Specializes in EMS, ED, Trauma, CEN, CPEN, TCRN.

If you want to be a nurse in any branch of the military, you need to be an RN with a BSN (Bachelor's degree). Nurses are officers. If you come into the military as an RN with a BSN, it's not likely you'd ever have to cook anything besides your own food. :D

I would advise you to get yourself into a BSN program and go from there ... that needs to come first. If you can't get into a BSN program, an ADN (Associate's degree) program can get you to RN status, and an RN-to-BSN program can complete the deal (that's what I did).

Specializes in ER, ICU.

Stop making such a big deal about being female. That will limit you from some combat jobs, but there are many other opportunities. As Lunah said, you need a BSN. You can be an Air Force flight tech on an EMT cert, but that leaves you as enlisted. I think this is actually a great job but nursing is much better.
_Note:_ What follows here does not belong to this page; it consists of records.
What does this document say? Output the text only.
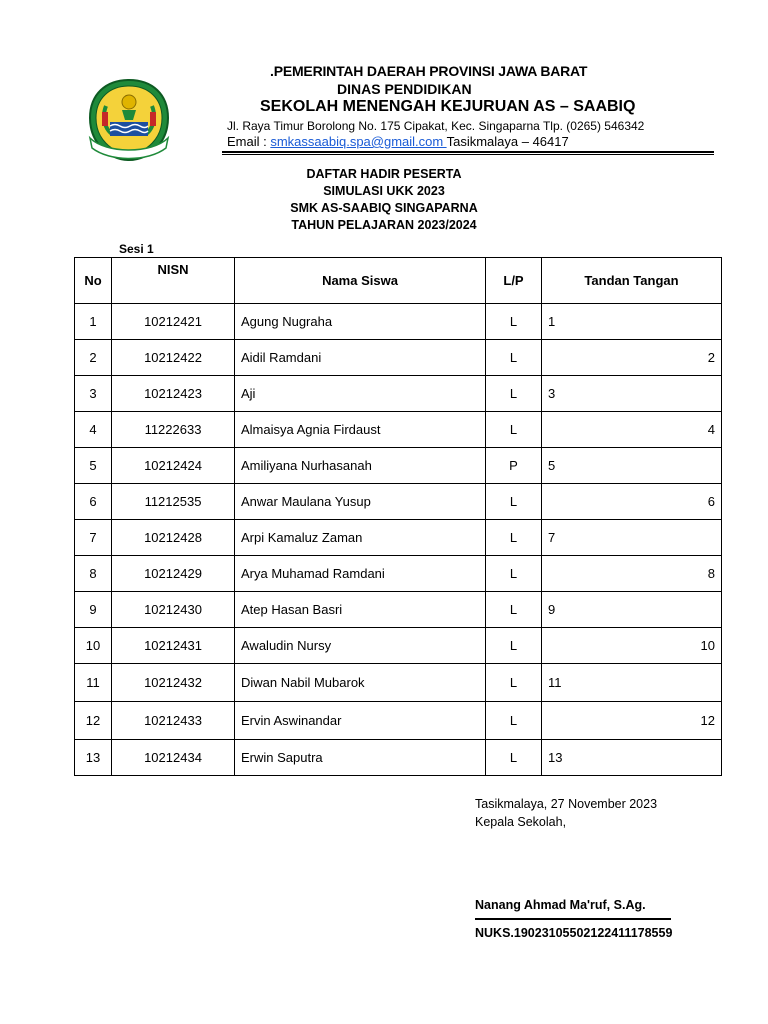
.PEMERINTAH DAERAH PROVINSI JAWA BARAT
DINAS PENDIDIKAN
SEKOLAH MENENGAH KEJURUAN AS – SAABIQ
Jl. Raya Timur Borolong No. 175 Cipakat, Kec. Singaparna Tlp. (0265) 546342
Email : smkassaabiq.spa@gmail.com Tasikmalaya – 46417
DAFTAR HADIR PESERTA
SIMULASI UKK 2023
SMK AS-SAABIQ SINGAPARNA
TAHUN PELAJARAN 2023/2024
Sesi 1
No	NISN	Nama Siswa	L/P	Tandan Tangan
1	10212421	Agung Nugraha	L	1
2	10212422	Aidil Ramdani	L	2
3	10212423	Aji	L	3
4	11222633	Almaisya Agnia Firdaust	L	4
5	10212424	Amiliyana Nurhasanah	P	5
6	11212535	Anwar Maulana Yusup	L	6
7	10212428	Arpi Kamaluz Zaman	L	7
8	10212429	Arya Muhamad Ramdani	L	8
9	10212430	Atep Hasan Basri	L	9
10	10212431	Awaludin Nursy	L	10
11	10212432	Diwan Nabil Mubarok	L	11
12	10212433	Ervin Aswinandar	L	12
13	10212434	Erwin Saputra	L	13
Tasikmalaya, 27 November 2023
Kepala Sekolah,
Nanang Ahmad Ma'ruf, S.Ag.
NUKS.19023105502122411178559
Also I doubt you will be guaranteed that job when you enlist. I'm an officer so I'm not sure how that works exactly. What will help you will be experience, training, and degrees, so get going on any of that. Keep your record clean of DUIs, or any arrests. I would talk to recruiters to gather as much info as you can. You are under no obligation by just talking to them. They can give you much better ideas. There are also specific health care recruiters if you can find one. Good luck.